# Limit on Entry on visit visa?



## 10mct (Jul 12, 2010)

I have a B1/B2 visa that is valid for '10' years. I was to visit a friend of mine in CA.
1. Is there any time-frame by when i should be entering US for the first time or it can be any time within the next '10' yrs?
2. Can i enter through any airport or have to necessarily enter in CA only?


----------



## Davis1 (Feb 20, 2009)

10mct said:


> I have a B1/B2 visa that is valid for '10' years. I was to visit a friend of mine in CA.
> 1. Is there any time-frame by when i should be entering US for the first time or it can be any time within the next '10' yrs?
> 2. Can i enter through any airport or have to necessarily enter in CA only?

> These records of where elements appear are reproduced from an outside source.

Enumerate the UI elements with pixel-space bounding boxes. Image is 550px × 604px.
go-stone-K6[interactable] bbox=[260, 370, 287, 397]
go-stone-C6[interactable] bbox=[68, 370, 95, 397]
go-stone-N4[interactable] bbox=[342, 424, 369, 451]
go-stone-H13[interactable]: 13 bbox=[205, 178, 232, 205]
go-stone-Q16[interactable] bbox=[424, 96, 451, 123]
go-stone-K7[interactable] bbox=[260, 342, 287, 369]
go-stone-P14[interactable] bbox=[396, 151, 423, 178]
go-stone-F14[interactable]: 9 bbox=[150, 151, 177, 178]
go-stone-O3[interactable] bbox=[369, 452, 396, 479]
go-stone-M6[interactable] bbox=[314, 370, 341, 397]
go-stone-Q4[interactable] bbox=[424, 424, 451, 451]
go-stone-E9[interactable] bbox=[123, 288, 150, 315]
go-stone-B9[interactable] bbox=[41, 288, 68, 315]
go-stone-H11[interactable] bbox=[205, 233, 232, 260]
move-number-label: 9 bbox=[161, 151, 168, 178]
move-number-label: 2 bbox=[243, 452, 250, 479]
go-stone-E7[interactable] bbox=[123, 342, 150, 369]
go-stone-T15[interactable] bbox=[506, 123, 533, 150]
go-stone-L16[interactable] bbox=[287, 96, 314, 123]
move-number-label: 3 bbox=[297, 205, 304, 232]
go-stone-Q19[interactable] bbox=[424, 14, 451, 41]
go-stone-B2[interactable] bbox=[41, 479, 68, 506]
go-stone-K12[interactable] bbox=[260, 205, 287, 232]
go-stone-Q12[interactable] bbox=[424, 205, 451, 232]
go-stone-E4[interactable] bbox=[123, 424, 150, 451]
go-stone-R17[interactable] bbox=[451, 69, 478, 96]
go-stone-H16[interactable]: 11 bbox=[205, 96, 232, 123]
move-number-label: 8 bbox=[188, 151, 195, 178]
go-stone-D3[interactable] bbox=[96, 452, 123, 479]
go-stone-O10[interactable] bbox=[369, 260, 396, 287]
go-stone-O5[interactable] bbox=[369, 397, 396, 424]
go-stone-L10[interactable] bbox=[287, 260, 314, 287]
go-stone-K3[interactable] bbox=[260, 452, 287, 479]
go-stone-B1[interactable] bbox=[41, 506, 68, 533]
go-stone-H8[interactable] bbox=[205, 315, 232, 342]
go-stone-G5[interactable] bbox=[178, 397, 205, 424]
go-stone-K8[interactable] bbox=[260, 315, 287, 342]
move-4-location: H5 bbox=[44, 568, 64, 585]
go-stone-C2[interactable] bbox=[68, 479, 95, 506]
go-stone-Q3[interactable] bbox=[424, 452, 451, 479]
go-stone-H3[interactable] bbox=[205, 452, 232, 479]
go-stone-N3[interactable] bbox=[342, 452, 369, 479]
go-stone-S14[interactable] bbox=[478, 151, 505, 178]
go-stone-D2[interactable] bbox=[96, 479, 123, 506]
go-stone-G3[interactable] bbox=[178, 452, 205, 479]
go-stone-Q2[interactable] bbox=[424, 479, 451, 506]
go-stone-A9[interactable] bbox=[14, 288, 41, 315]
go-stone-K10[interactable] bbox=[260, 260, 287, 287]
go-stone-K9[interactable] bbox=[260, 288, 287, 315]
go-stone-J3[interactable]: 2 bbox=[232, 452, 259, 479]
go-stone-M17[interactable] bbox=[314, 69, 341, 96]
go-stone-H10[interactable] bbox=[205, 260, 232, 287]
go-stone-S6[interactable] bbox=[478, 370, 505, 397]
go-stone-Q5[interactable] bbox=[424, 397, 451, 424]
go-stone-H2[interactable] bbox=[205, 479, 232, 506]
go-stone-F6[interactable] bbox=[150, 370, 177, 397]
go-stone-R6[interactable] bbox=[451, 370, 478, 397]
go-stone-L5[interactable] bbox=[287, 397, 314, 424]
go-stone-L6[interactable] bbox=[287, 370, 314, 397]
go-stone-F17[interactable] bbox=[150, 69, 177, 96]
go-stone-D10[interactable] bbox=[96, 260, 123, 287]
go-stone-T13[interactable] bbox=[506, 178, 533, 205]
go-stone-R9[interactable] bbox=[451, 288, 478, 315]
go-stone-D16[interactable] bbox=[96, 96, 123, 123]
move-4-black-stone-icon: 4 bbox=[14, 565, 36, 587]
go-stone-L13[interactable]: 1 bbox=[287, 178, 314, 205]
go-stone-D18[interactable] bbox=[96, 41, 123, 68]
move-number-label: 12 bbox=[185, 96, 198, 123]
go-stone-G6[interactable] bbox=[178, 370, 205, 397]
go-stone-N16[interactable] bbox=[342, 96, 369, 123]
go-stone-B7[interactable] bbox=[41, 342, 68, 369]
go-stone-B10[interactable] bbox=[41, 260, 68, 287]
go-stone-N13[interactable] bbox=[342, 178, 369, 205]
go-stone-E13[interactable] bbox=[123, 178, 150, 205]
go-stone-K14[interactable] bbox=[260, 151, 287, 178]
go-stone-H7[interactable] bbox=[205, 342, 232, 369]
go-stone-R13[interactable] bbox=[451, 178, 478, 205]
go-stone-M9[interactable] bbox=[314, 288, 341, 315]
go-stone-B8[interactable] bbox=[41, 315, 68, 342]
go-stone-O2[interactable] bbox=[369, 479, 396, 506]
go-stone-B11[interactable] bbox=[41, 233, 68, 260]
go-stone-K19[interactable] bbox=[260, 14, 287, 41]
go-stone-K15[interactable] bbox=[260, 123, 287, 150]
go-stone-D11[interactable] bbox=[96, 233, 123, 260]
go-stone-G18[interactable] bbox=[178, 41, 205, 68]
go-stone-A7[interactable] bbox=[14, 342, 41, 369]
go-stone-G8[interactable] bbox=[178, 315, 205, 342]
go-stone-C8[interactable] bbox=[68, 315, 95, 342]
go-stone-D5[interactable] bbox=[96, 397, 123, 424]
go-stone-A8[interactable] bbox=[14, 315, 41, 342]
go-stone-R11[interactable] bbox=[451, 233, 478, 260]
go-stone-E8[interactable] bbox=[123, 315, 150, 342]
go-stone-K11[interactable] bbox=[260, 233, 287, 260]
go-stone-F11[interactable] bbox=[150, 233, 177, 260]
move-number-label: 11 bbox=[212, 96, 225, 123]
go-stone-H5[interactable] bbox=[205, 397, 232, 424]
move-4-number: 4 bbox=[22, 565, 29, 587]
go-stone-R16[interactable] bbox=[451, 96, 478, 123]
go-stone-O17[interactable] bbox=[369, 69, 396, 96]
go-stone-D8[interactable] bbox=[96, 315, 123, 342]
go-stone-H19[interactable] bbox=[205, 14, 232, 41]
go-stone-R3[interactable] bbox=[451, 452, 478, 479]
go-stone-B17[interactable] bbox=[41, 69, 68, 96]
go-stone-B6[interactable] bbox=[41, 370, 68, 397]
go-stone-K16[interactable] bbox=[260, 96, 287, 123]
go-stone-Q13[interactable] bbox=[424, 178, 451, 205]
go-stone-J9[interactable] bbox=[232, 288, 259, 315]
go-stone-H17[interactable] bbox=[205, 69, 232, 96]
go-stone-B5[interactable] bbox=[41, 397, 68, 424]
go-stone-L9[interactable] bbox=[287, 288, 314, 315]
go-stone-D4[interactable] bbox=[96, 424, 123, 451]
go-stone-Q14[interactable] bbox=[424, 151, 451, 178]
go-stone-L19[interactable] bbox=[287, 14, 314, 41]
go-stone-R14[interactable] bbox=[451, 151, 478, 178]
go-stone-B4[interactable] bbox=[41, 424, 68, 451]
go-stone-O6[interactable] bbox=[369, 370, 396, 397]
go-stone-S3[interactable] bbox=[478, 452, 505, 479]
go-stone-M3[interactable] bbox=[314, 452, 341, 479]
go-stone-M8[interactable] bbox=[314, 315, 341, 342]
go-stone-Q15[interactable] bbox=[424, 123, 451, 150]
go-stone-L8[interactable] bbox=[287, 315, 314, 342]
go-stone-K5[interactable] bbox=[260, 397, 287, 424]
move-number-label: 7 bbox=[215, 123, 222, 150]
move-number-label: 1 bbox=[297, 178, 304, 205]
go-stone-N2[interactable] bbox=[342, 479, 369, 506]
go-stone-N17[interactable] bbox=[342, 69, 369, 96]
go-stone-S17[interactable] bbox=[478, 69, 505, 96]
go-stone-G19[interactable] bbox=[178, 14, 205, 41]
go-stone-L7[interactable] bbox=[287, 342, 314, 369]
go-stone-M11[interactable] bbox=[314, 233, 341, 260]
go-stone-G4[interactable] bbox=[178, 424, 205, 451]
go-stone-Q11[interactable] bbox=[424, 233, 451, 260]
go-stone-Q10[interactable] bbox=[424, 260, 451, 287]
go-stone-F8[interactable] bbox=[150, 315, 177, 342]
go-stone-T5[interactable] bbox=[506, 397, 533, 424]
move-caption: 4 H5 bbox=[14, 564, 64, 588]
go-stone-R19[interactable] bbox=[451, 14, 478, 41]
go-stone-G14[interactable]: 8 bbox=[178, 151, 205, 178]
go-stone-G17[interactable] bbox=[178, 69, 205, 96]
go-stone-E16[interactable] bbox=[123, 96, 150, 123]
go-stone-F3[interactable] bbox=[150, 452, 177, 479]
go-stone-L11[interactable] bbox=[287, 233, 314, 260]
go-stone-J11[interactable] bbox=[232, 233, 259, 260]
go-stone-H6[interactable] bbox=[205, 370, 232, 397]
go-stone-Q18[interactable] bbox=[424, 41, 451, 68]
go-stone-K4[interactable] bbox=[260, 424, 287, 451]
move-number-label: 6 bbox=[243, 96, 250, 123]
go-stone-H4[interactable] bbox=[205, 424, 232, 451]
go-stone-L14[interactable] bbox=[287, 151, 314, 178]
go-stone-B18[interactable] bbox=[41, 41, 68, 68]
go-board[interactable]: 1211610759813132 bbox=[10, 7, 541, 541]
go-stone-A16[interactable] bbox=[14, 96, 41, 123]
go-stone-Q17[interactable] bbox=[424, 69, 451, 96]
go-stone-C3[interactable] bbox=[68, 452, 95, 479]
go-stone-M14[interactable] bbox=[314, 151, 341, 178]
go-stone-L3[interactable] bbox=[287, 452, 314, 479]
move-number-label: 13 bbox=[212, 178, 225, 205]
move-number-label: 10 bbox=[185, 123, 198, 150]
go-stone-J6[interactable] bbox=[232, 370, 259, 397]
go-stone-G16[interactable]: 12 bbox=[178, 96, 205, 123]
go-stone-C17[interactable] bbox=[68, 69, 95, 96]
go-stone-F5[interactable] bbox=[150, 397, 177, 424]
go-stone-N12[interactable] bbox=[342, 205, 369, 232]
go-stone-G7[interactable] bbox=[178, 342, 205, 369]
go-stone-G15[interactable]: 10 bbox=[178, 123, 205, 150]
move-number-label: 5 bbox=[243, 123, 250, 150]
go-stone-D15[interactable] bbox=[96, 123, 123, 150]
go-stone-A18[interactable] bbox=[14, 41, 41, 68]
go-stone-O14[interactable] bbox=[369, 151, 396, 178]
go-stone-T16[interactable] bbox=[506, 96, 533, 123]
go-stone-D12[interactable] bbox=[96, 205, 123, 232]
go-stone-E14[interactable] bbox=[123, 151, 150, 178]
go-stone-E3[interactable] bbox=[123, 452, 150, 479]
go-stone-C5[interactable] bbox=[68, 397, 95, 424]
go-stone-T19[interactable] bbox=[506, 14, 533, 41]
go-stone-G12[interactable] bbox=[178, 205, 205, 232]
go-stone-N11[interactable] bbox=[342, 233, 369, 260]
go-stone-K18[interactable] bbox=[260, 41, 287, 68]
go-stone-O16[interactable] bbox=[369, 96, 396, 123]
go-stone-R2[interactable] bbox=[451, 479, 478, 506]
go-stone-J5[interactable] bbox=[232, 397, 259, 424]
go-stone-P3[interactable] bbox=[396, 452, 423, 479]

Enter anytime, anywhere you like within the next 10 years


----------



## 10mct (Jul 12, 2010)

Davis1 said:


> Enter *anytime*, anywhere you like within the next 10 years


thanks.. 
hope even the *first *entry can be done *ANYTIME*... ??


----------



## nat21 (Oct 10, 2010)

10mct said:


> I have a B1/B2 visa that is valid for '10' years. I was to visit a friend of mine in CA.
> 1. Is there any time-frame by when i should be entering US for the first time or it can be any time within the next '10' yrs?
> 2. Can i enter through any airport or have to necessarily enter in CA only?


You can enter the US anytime while the visa is valid. You can also enter at any airport, not just CA.


----------